WASHINGTON/LONDON, Nov 22 (Reuters) – Wall Street shares rose to record levels on Monday and European stocks turned higher after U.S. President Joe Biden picked Jerome Powell to continue as Federal Reserve chair, in a move welcomed as a signal of stability by global investors.
The S&P 500 rose 0.92% to 4,741.35 and the Nasdaq Composite 0.81% to 16,188.17 by 10:35 a.m. EST (1535 GMT). The Dow Jones Industrial Average rose 251.02 points, or 0.71% to 35,853.
Biden nominated https://www.reuters.com/markets/us/powell-tapped-second-term-fed-chair-2021-11-22 Powell as Chair and Lael Brainard, the other top candidate for the job, as vice chair. Powell’s current term has proven positive for risk assets, with the S&P gaining 69.7% since his appointment.
The U.S. dollar rose 0.34% against a basket of other major currencies.
European stocks were also higher after the news. Earlier they had been hit as traders weighed the likely impact of fresh European COVID-19 restrictions on economic prospects.
Europe’s STOXX 600 equity benchmark clawed back its losses to rise 0.26%, while an MSCI gauge of European shares was down 0.5%.
Germany’s acting Chancellor Angela Merkel was quoted as saying that Europe’s biggest economy needs tighter measures to control coronavirus infections.
Merkel told officials from her CDU party that the situation is “highly dramatic,” Bloomberg News reported, and warned that hospitals would soon be overwhelmed unless the fourth wave of the pandemic is broken.
“The recent wave of new COVID cases in Europe is weighing on the markets and the currency is also struggling with interest rate expectations,” said John Marley, CEO of consultancy forexxtra.
Austria powered down public life on Monday as its fourth national COVID-19 lockdown began, the first in a western European country.
High frequency data has already shown the European economy struggling to gain traction relative to its U.S. counterpart.
Though equity analysts have kept their bullish European stock market recommendations for now, investors are closely watching sectors such as travel, hotels and banks. The travel and leisure index was Monday’s top decliner in trading.
MSCI’s broadest index of Asia-Pacific shares outside Japan rose 0.28%. An Asian gauge was down 0.23%.

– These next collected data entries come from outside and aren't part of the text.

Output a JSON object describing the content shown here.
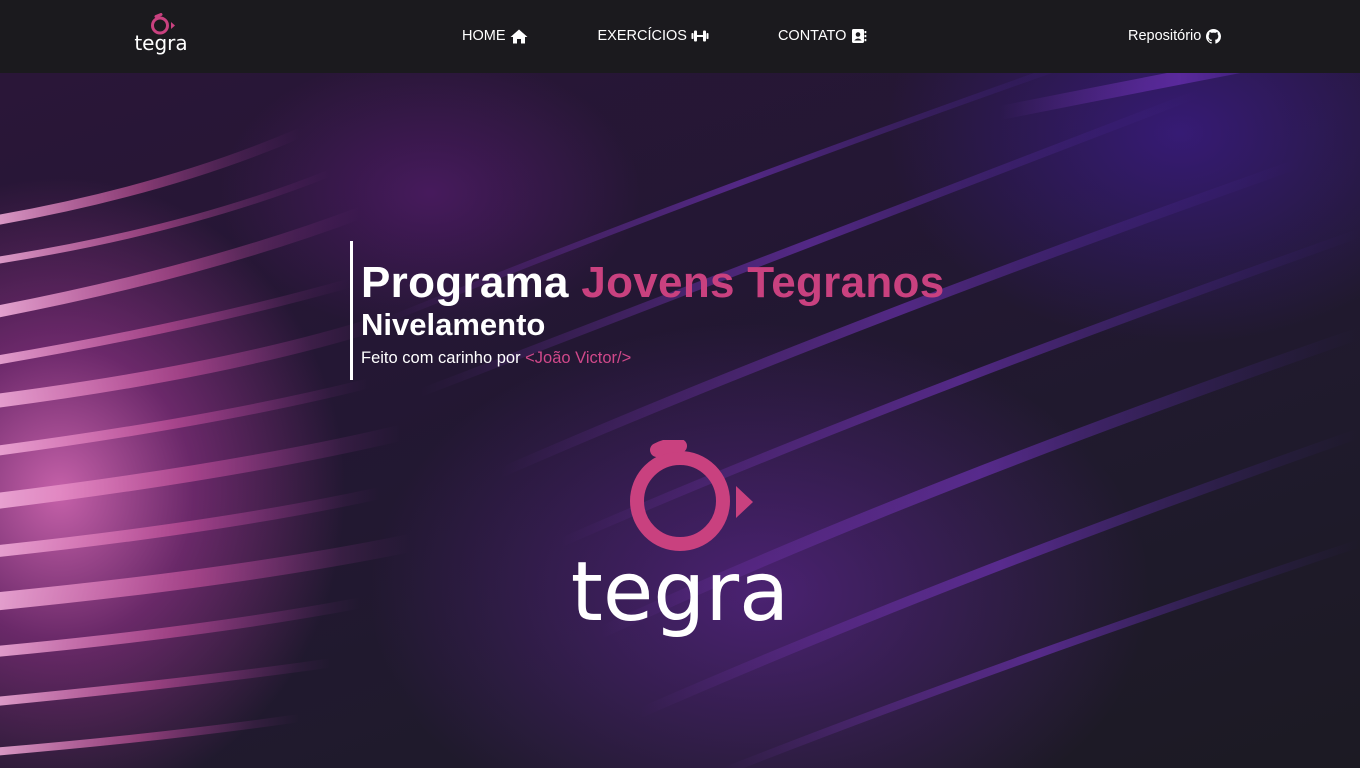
{
  "brand": {
    "name": "tegra",
    "colors": {
      "accent": "#c9417f",
      "navbar_bg": "#1b1a1e",
      "text": "#ffffff"
    }
  },
  "nav": {
    "logo_icon": "tegra-logo",
    "links": [
      {
        "label": "HOME",
        "icon": "home-icon"
      },
      {
        "label": "EXERCÍCIOS",
        "icon": "dumbbell-icon"
      },
      {
        "label": "CONTATO",
        "icon": "address-book-icon"
      }
    ],
    "repo": {
      "label": "Repositório",
      "icon": "github-icon"
    }
  },
  "hero": {
    "title_main": "Programa",
    "title_accent": "Jovens Tegranos",
    "subtitle": "Nivelamento",
    "credit_prefix": "Feito com carinho por",
    "credit_author": "<João Victor/>",
    "logo_text": "tegra"
  }
}
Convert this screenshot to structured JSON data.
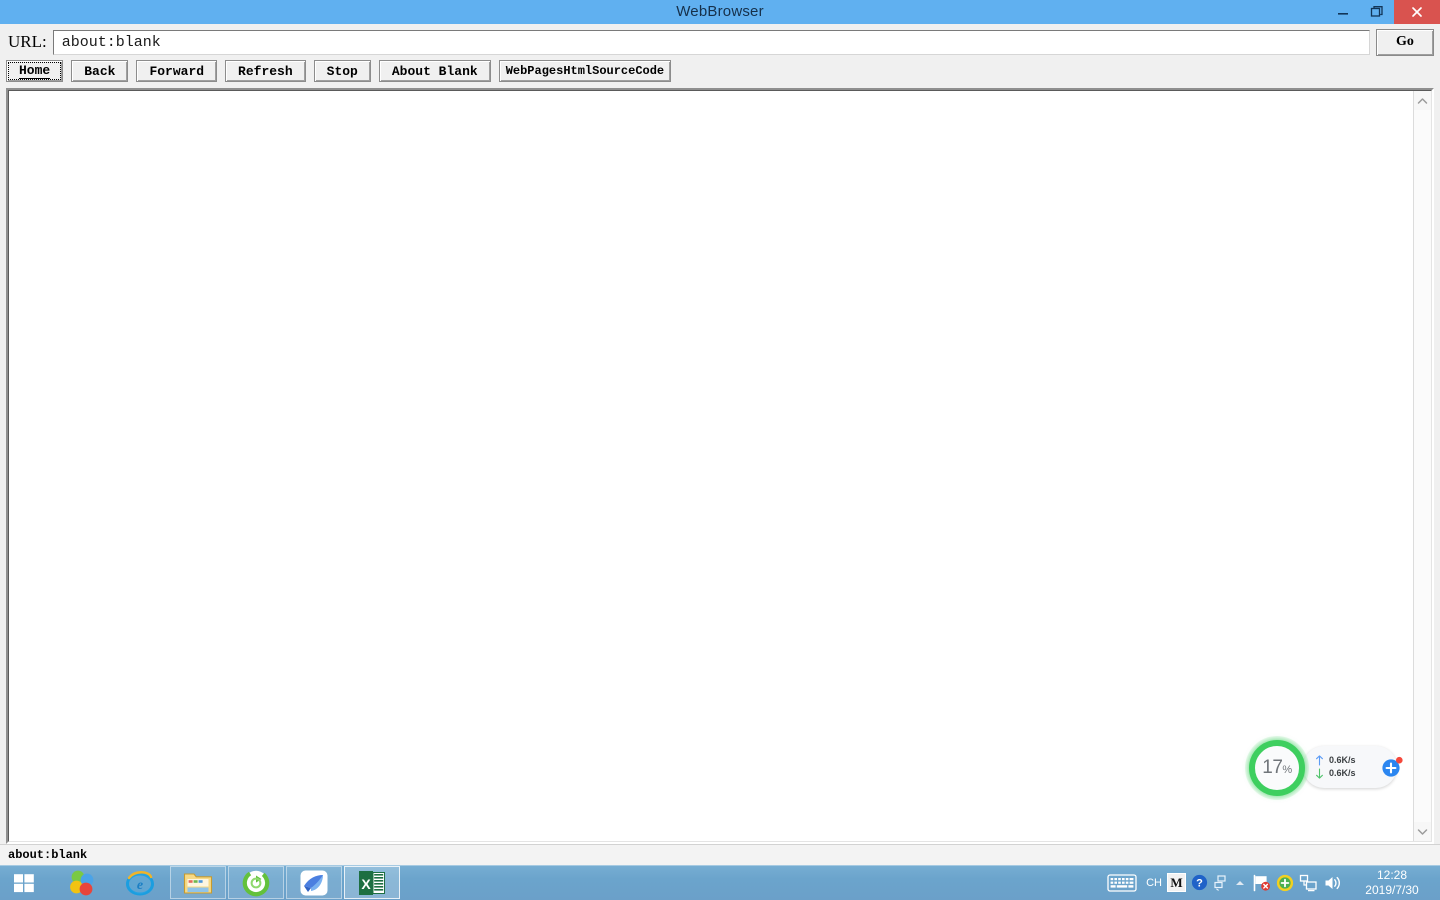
{
  "window": {
    "title": "WebBrowser",
    "controls": {
      "minimize": "minimize-button",
      "restore": "restore-button",
      "close": "close-button"
    }
  },
  "address": {
    "label": "URL:",
    "value": "about:blank",
    "placeholder": "about:blank",
    "go_label": "Go"
  },
  "toolbar": {
    "buttons": [
      {
        "label": "Home",
        "name": "home-button",
        "focused": true
      },
      {
        "label": "Back",
        "name": "back-button",
        "focused": false
      },
      {
        "label": "Forward",
        "name": "forward-button",
        "focused": false
      },
      {
        "label": "Refresh",
        "name": "refresh-button",
        "focused": false
      },
      {
        "label": "Stop",
        "name": "stop-button",
        "focused": false
      },
      {
        "label": "About Blank",
        "name": "about-blank-button",
        "focused": false
      },
      {
        "label": "WebPagesHtmlSourceCode",
        "name": "view-source-button",
        "focused": false
      }
    ]
  },
  "page": {
    "content": ""
  },
  "statusbar": {
    "text": "about:blank"
  },
  "net_widget": {
    "percent_value": "17",
    "percent_symbol": "%",
    "upload_rate": "0.6K/s",
    "download_rate": "0.6K/s",
    "ring_color": "#3ecf5f",
    "badge_color": "#2b86f0",
    "badge_dot_color": "#f5483b"
  },
  "taskbar": {
    "start": "start-button",
    "apps": [
      {
        "name": "taskbar-app-circles",
        "state": "pinned"
      },
      {
        "name": "taskbar-app-internet-explorer",
        "state": "pinned"
      },
      {
        "name": "taskbar-app-file-explorer",
        "state": "pinned"
      },
      {
        "name": "taskbar-app-360-browser",
        "state": "pinned"
      },
      {
        "name": "taskbar-app-bird",
        "state": "pinned"
      },
      {
        "name": "taskbar-app-excel",
        "state": "active"
      }
    ],
    "tray": {
      "ime_language": "CH",
      "ime_mode": "M",
      "items": [
        "touch-keyboard-icon",
        "help-icon",
        "network-tray-icon",
        "show-hidden-icons-icon",
        "action-center-flag-icon",
        "security-shield-icon",
        "network-monitor-icon",
        "volume-icon"
      ]
    },
    "clock": {
      "time": "12:28",
      "date": "2019/7/30"
    }
  },
  "colors": {
    "titlebar": "#60b0f0",
    "close_button": "#d9534f",
    "taskbar": "#6ba4cc",
    "window_face": "#f0f0f0"
  }
}
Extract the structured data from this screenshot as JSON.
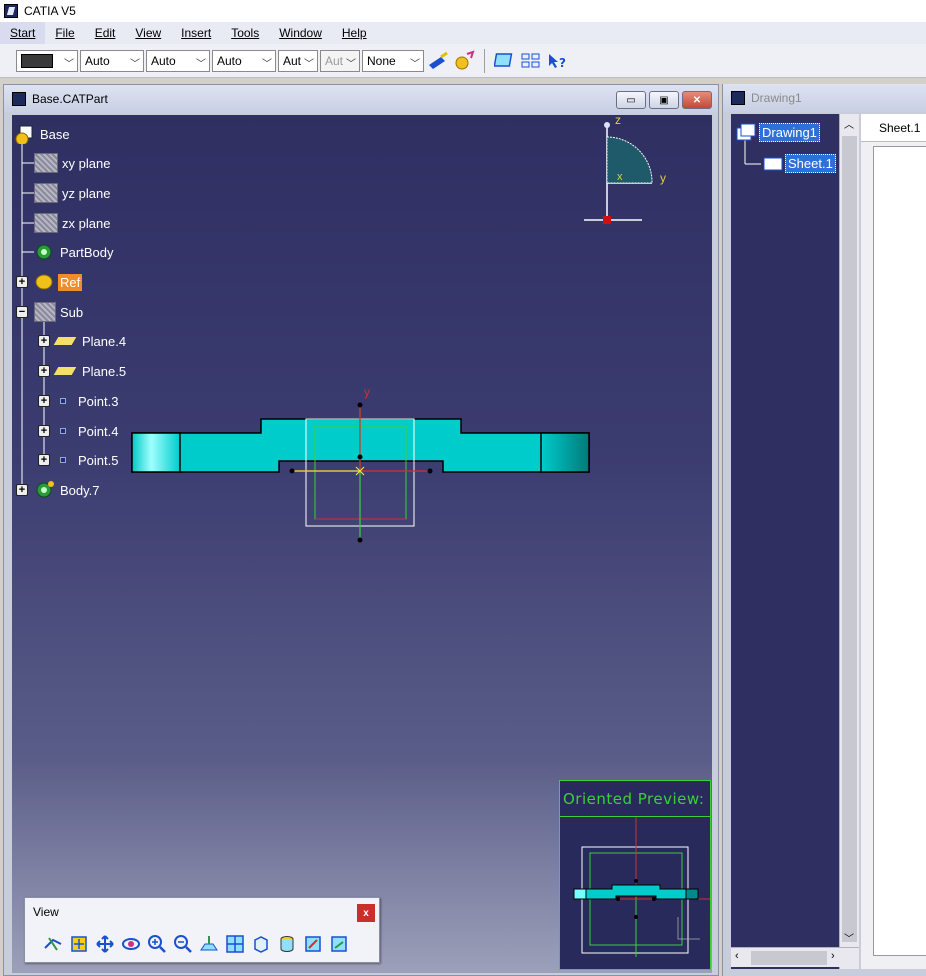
{
  "app": {
    "title": "CATIA V5"
  },
  "menu": [
    "Start",
    "File",
    "Edit",
    "View",
    "Insert",
    "Tools",
    "Window",
    "Help"
  ],
  "toolbar": {
    "selects": [
      "Auto",
      "Auto",
      "Auto",
      "Aut",
      "Aut",
      "None"
    ]
  },
  "part_window": {
    "title": "Base.CATPart",
    "tree": {
      "root": "Base",
      "items": [
        "xy plane",
        "yz plane",
        "zx plane",
        "PartBody",
        "Ref",
        "Sub",
        "Plane.4",
        "Plane.5",
        "Point.3",
        "Point.4",
        "Point.5",
        "Body.7"
      ]
    },
    "compass": {
      "z": "z",
      "y": "y",
      "x": "x"
    },
    "axis_label": "y"
  },
  "view_toolbar": {
    "title": "View",
    "close": "x"
  },
  "preview": {
    "title": "Oriented Preview:"
  },
  "drawing_window": {
    "title": "Drawing1",
    "tree": [
      "Drawing1",
      "Sheet.1"
    ],
    "sheet_tab": "Sheet.1"
  },
  "colors": {
    "part_fill": "#00cccc",
    "highlight": "#f08c2a",
    "preview_border": "#3ccf3c"
  }
}
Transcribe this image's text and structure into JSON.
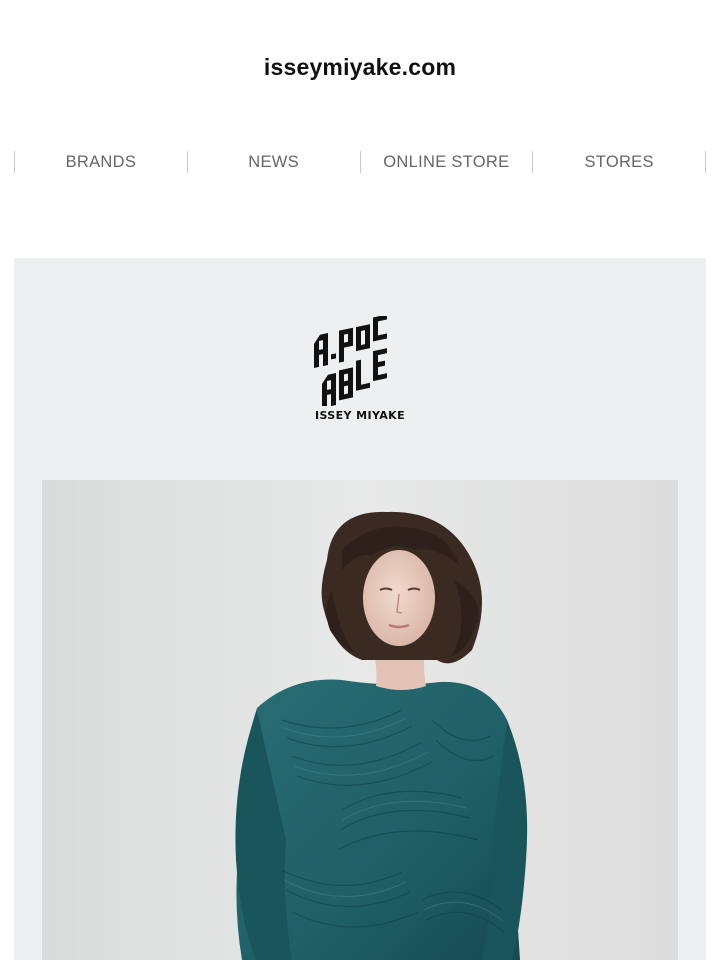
{
  "site": {
    "title": "isseymiyake.com"
  },
  "nav": {
    "items": [
      {
        "label": "BRANDS"
      },
      {
        "label": "NEWS"
      },
      {
        "label": "ONLINE STORE"
      },
      {
        "label": "STORES"
      }
    ]
  },
  "brand": {
    "logo_text": "A-POC ABLE",
    "caption": "ISSEY MIYAKE"
  },
  "hero": {
    "garment_color": "#1f5f66",
    "background_color": "#e3e4e4"
  }
}
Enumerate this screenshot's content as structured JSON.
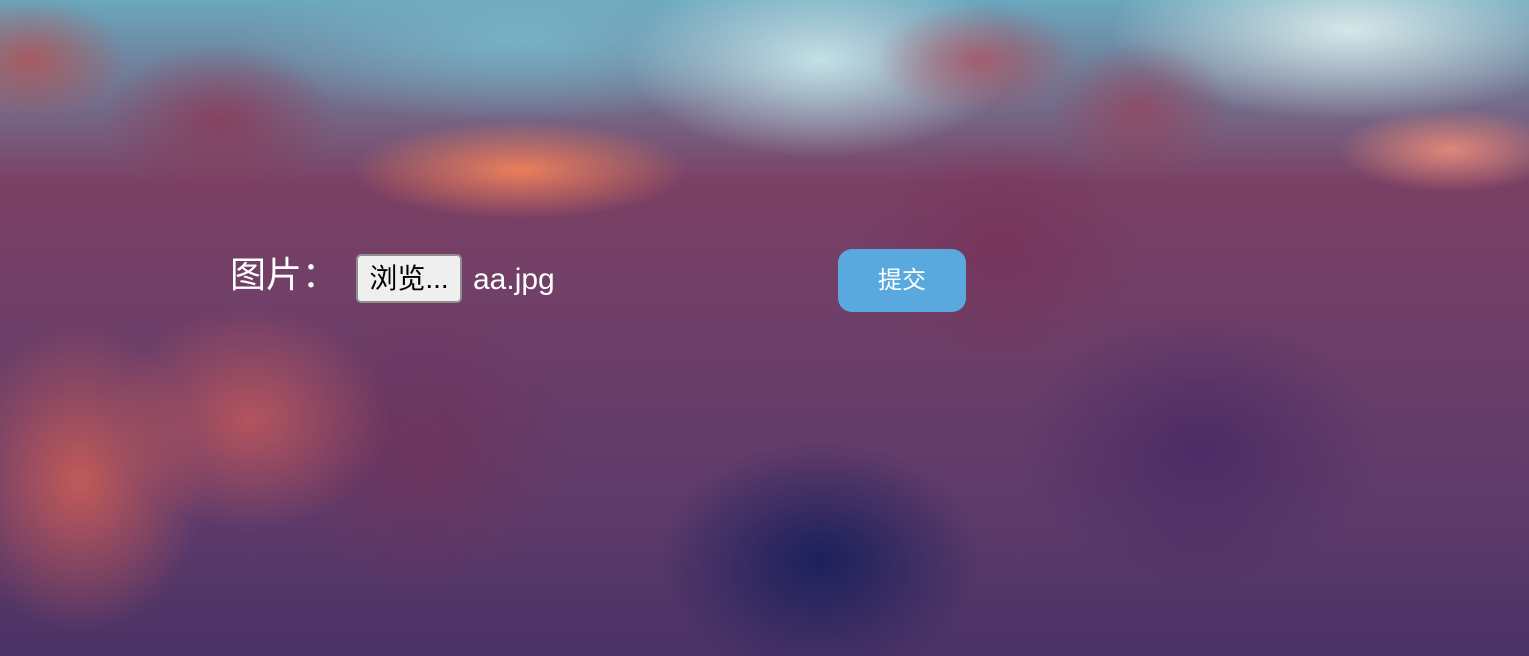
{
  "form": {
    "image_label": "图片：",
    "browse_button_label": "浏览...",
    "selected_file_name": "aa.jpg",
    "submit_button_label": "提交"
  },
  "colors": {
    "submit_button": "#59a9df",
    "label_text": "#ffffff"
  }
}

The euro fell 0.45% and touched a more than 16-month low. The common currency has been the prime mover in markets over recent sessions as investors bet that Europe’s economy will lag the U.S. recovery.
U.S. Treasury yields rose following Powell’s renomination. The two-year yield, which typically moves in step with interest rate expectations, traded up at 0.5578% and hit its highest level since early March 2020.
Fed Vice Chair Richard Clarida said last week that quickening the pace of tapering might be worth discussing at December’s meeting. Minutes of the Fed’s November meeting are due for release on Wednesday.
In commodities, gold prices were down, under pressure from a stronger dollar and faster Fed taper bets. Spot gold dropped 1.6% after sinking to $1,811.00 an ounce, its lowest since Nov. 5.
Oil prices reversed earlier losses but were still under pressure as the rising COVID-19 cases in Europe and a potential release of Japanese and Indian oil reserves raised concerns about both oversupply and weak demand.
Brent crude was last up 0.9% at $79.6 a barrel and U.S. crude rose 0.86% to $76.59 per barrel.
Bitcoin was down 0.76% after posting its worst week in two months last week.